Plasma e sangue vengono utilizzati anche per preparare farmaci per la cura di patologie croniche e rare, con un alto impatto sulla qualità della vita dei pazienti che ne sono affetti (disturbi della coagulazione – emofilia, carenze rare di Fattore VII, XI, XIII; immunodeficienze primitive e secondarie e malattie neurologiche autoimmuni; malattie critiche ed emergenze - cirrosi epatica grave, grandi ustioni). Per alcune patologie in particolare questa tipologia di farmaci sono salva vita. In Asl Toscana Sud est nel 2025 sono stati erogati più di 34 mila flaconi di farmaci derivati da sangue e plasma.

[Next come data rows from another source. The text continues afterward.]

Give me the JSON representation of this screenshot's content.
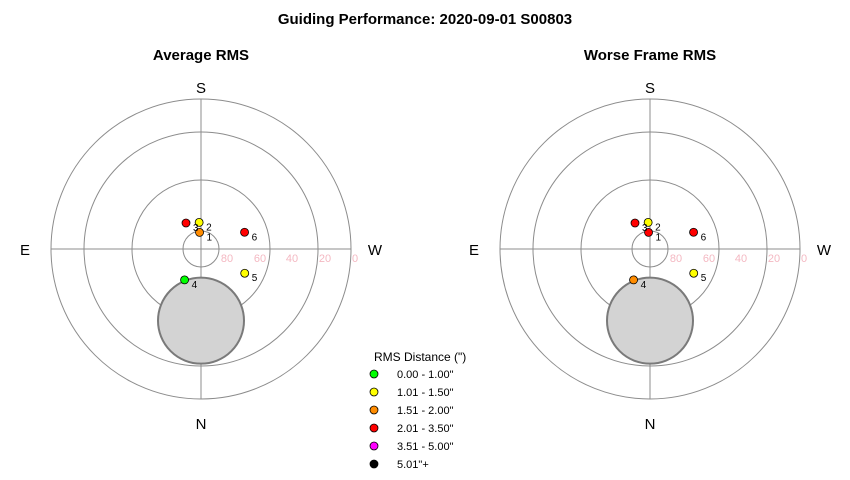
{
  "title": "Guiding Performance: 2020-09-01 S00803",
  "chart_data": [
    {
      "type": "scatter",
      "subtitle": "Average RMS",
      "directions": {
        "top": "S",
        "bottom": "N",
        "left": "E",
        "right": "W"
      },
      "altitude_ticks": [
        "80",
        "60",
        "40",
        "20",
        "0"
      ],
      "moon": {
        "azimuth_deg": 0,
        "altitude_deg": 47
      },
      "points": [
        {
          "id": "1",
          "azimuth_deg": 175,
          "altitude_deg": 80,
          "color": "#ff8c00"
        },
        {
          "id": "2",
          "azimuth_deg": 176,
          "altitude_deg": 74,
          "color": "#ffff00"
        },
        {
          "id": "3",
          "azimuth_deg": 150,
          "altitude_deg": 72,
          "color": "#ff0000"
        },
        {
          "id": "4",
          "azimuth_deg": 28,
          "altitude_deg": 69,
          "color": "#00ff00"
        },
        {
          "id": "5",
          "azimuth_deg": 299,
          "altitude_deg": 60,
          "color": "#ffff00"
        },
        {
          "id": "6",
          "azimuth_deg": 249,
          "altitude_deg": 62,
          "color": "#ff0000"
        }
      ]
    },
    {
      "type": "scatter",
      "subtitle": "Worse Frame RMS",
      "directions": {
        "top": "S",
        "bottom": "N",
        "left": "E",
        "right": "W"
      },
      "altitude_ticks": [
        "80",
        "60",
        "40",
        "20",
        "0"
      ],
      "moon": {
        "azimuth_deg": 0,
        "altitude_deg": 47
      },
      "points": [
        {
          "id": "1",
          "azimuth_deg": 175,
          "altitude_deg": 80,
          "color": "#ff0000"
        },
        {
          "id": "2",
          "azimuth_deg": 176,
          "altitude_deg": 74,
          "color": "#ffff00"
        },
        {
          "id": "3",
          "azimuth_deg": 150,
          "altitude_deg": 72,
          "color": "#ff0000"
        },
        {
          "id": "4",
          "azimuth_deg": 28,
          "altitude_deg": 69,
          "color": "#ff8c00"
        },
        {
          "id": "5",
          "azimuth_deg": 299,
          "altitude_deg": 60,
          "color": "#ffff00"
        },
        {
          "id": "6",
          "azimuth_deg": 249,
          "altitude_deg": 62,
          "color": "#ff0000"
        }
      ]
    }
  ],
  "legend": {
    "title": "RMS Distance (\")",
    "items": [
      {
        "label": "0.00 - 1.00\"",
        "color": "#00ff00"
      },
      {
        "label": "1.01 - 1.50\"",
        "color": "#ffff00"
      },
      {
        "label": "1.51 - 2.00\"",
        "color": "#ff8c00"
      },
      {
        "label": "2.01 - 3.50\"",
        "color": "#ff0000"
      },
      {
        "label": "3.51 - 5.00\"",
        "color": "#ff00ff"
      },
      {
        "label": "5.01\"+",
        "color": "#000000"
      }
    ]
  }
}
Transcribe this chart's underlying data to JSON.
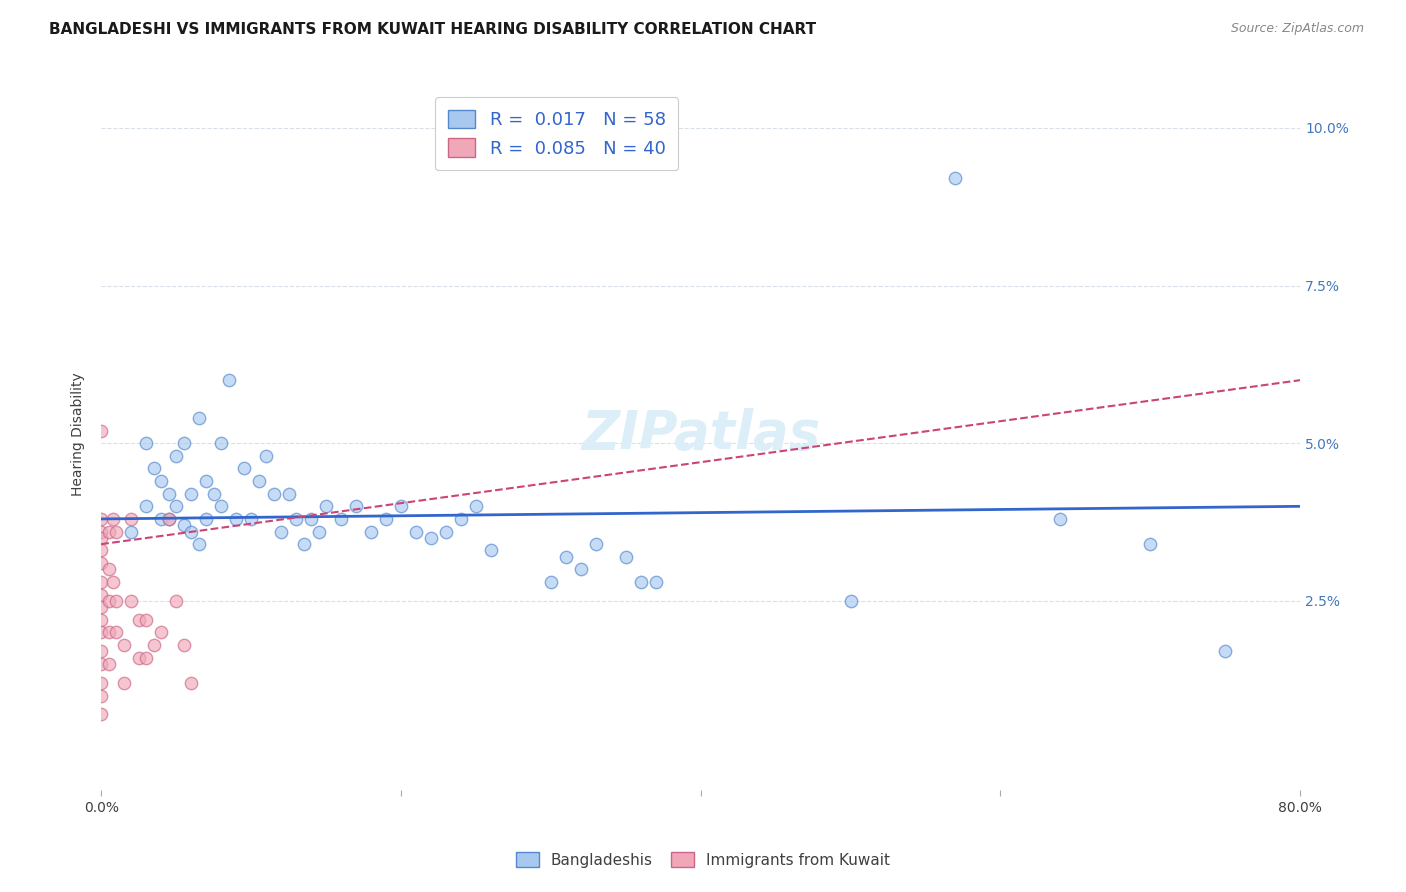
{
  "title": "BANGLADESHI VS IMMIGRANTS FROM KUWAIT HEARING DISABILITY CORRELATION CHART",
  "source": "Source: ZipAtlas.com",
  "ylabel": "Hearing Disability",
  "watermark": "ZIPatlas",
  "legend_blue_R": "0.017",
  "legend_blue_N": "58",
  "legend_pink_R": "0.085",
  "legend_pink_N": "40",
  "xlim": [
    0.0,
    0.8
  ],
  "ylim": [
    -0.005,
    0.108
  ],
  "blue_scatter_x": [
    0.02,
    0.03,
    0.03,
    0.035,
    0.04,
    0.04,
    0.045,
    0.045,
    0.05,
    0.05,
    0.055,
    0.055,
    0.06,
    0.06,
    0.065,
    0.065,
    0.07,
    0.07,
    0.075,
    0.08,
    0.08,
    0.085,
    0.09,
    0.095,
    0.1,
    0.105,
    0.11,
    0.115,
    0.12,
    0.125,
    0.13,
    0.135,
    0.14,
    0.145,
    0.15,
    0.16,
    0.17,
    0.18,
    0.19,
    0.2,
    0.21,
    0.22,
    0.23,
    0.24,
    0.25,
    0.26,
    0.3,
    0.31,
    0.32,
    0.33,
    0.35,
    0.36,
    0.37,
    0.5,
    0.57,
    0.64,
    0.7,
    0.75
  ],
  "blue_scatter_y": [
    0.036,
    0.04,
    0.05,
    0.046,
    0.038,
    0.044,
    0.038,
    0.042,
    0.04,
    0.048,
    0.037,
    0.05,
    0.036,
    0.042,
    0.054,
    0.034,
    0.038,
    0.044,
    0.042,
    0.04,
    0.05,
    0.06,
    0.038,
    0.046,
    0.038,
    0.044,
    0.048,
    0.042,
    0.036,
    0.042,
    0.038,
    0.034,
    0.038,
    0.036,
    0.04,
    0.038,
    0.04,
    0.036,
    0.038,
    0.04,
    0.036,
    0.035,
    0.036,
    0.038,
    0.04,
    0.033,
    0.028,
    0.032,
    0.03,
    0.034,
    0.032,
    0.028,
    0.028,
    0.025,
    0.092,
    0.038,
    0.034,
    0.017
  ],
  "pink_scatter_x": [
    0.0,
    0.0,
    0.0,
    0.0,
    0.0,
    0.0,
    0.0,
    0.0,
    0.0,
    0.0,
    0.0,
    0.0,
    0.0,
    0.0,
    0.0,
    0.005,
    0.005,
    0.005,
    0.005,
    0.005,
    0.008,
    0.008,
    0.01,
    0.01,
    0.01,
    0.015,
    0.015,
    0.02,
    0.02,
    0.025,
    0.025,
    0.03,
    0.03,
    0.035,
    0.04,
    0.045,
    0.05,
    0.055,
    0.06,
    0.0
  ],
  "pink_scatter_y": [
    0.038,
    0.036,
    0.035,
    0.033,
    0.031,
    0.028,
    0.026,
    0.024,
    0.022,
    0.02,
    0.017,
    0.015,
    0.012,
    0.01,
    0.007,
    0.036,
    0.03,
    0.025,
    0.02,
    0.015,
    0.038,
    0.028,
    0.036,
    0.025,
    0.02,
    0.018,
    0.012,
    0.038,
    0.025,
    0.022,
    0.016,
    0.022,
    0.016,
    0.018,
    0.02,
    0.038,
    0.025,
    0.018,
    0.012,
    0.052
  ],
  "blue_trend_x": [
    0.0,
    0.8
  ],
  "blue_trend_y": [
    0.038,
    0.04
  ],
  "pink_trend_x": [
    0.0,
    0.8
  ],
  "pink_trend_y": [
    0.034,
    0.06
  ],
  "blue_color": "#a8c8f0",
  "pink_color": "#f0a8b8",
  "trend_blue_color": "#3366cc",
  "trend_pink_color": "#cc4477",
  "grid_color": "#d8dfe8",
  "background_color": "#ffffff",
  "title_fontsize": 11,
  "axis_label_fontsize": 10,
  "tick_fontsize": 10,
  "legend_fontsize": 13,
  "source_fontsize": 9,
  "watermark_fontsize": 38,
  "watermark_color": "#dceef8",
  "scatter_size": 80,
  "scatter_alpha": 0.65,
  "scatter_linewidth": 1.0,
  "scatter_edgecolor_blue": "#5588cc",
  "scatter_edgecolor_pink": "#cc6688"
}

«È importante evidenziare – spiega la dott.ssa Barbara Meini, direttrice Dipartimento Politiche del Farmaco Asl Toscana Sud est - che la maggior parte di questi farmaci, e cioè 27.299 flaconi pari al 78%, sono stati prodotti con sangue e plasma raccolto nei centri trasfusionali della Regione Toscana mentre 7.021 con sangue e plasma raccolti fuori regione. Questi dati ci servono per mostrare quanto sia importante donare per permettere la produzione di farmaci che possono aiutare a salvare vite come dimostrano i numeri di emoderivati e plasmaderivati erogati sul territorio della nostra Asl».

«Donare plasma è importantissimo e, seppur il numero delle donazioni sia alto – chiarisce il dr Pietro Pantone, responsabile Rete trasfusionale Asl Tse – non è ancora sufficiente come dimostrano i numeri forniti dalla dottoressa Meini. Donare è un gesto importante soprattutto perché grazie al sangue e al plasma si possono creare farmaci capaci di dare una speranza di vita a chi ha malattie gravi. Torno quindi a rivolgere un appello a quanti possono donare a farlo: donare non è solo un gesto altruistico ma anche una occasione di tutela e controllo del proprio stato di salute grazie agli esami periodici ai quali sono sottoposti i donatori. Desidero ringraziare tutte le persone che dedicano il loro tempo, davvero prezioso, a rendere possibile una migliore qualità di vita per i pazienti: sia per chi necessita di globuli rossi, sia per chi ha bisogno di farmaci plasmaderivati. Ringrazio, poi, chi avrà voglia di avvicinarsi al mondo del dono, contribuendo al raggiungimento dell’autosufficienza regionale e nazionale. Oltre ai donatori, ringrazio tutte le Associazioni di Volontariato che contribuiscono, con la loro collaborazione, in modo eccelso al reclutamento e alla gestione dei donatori».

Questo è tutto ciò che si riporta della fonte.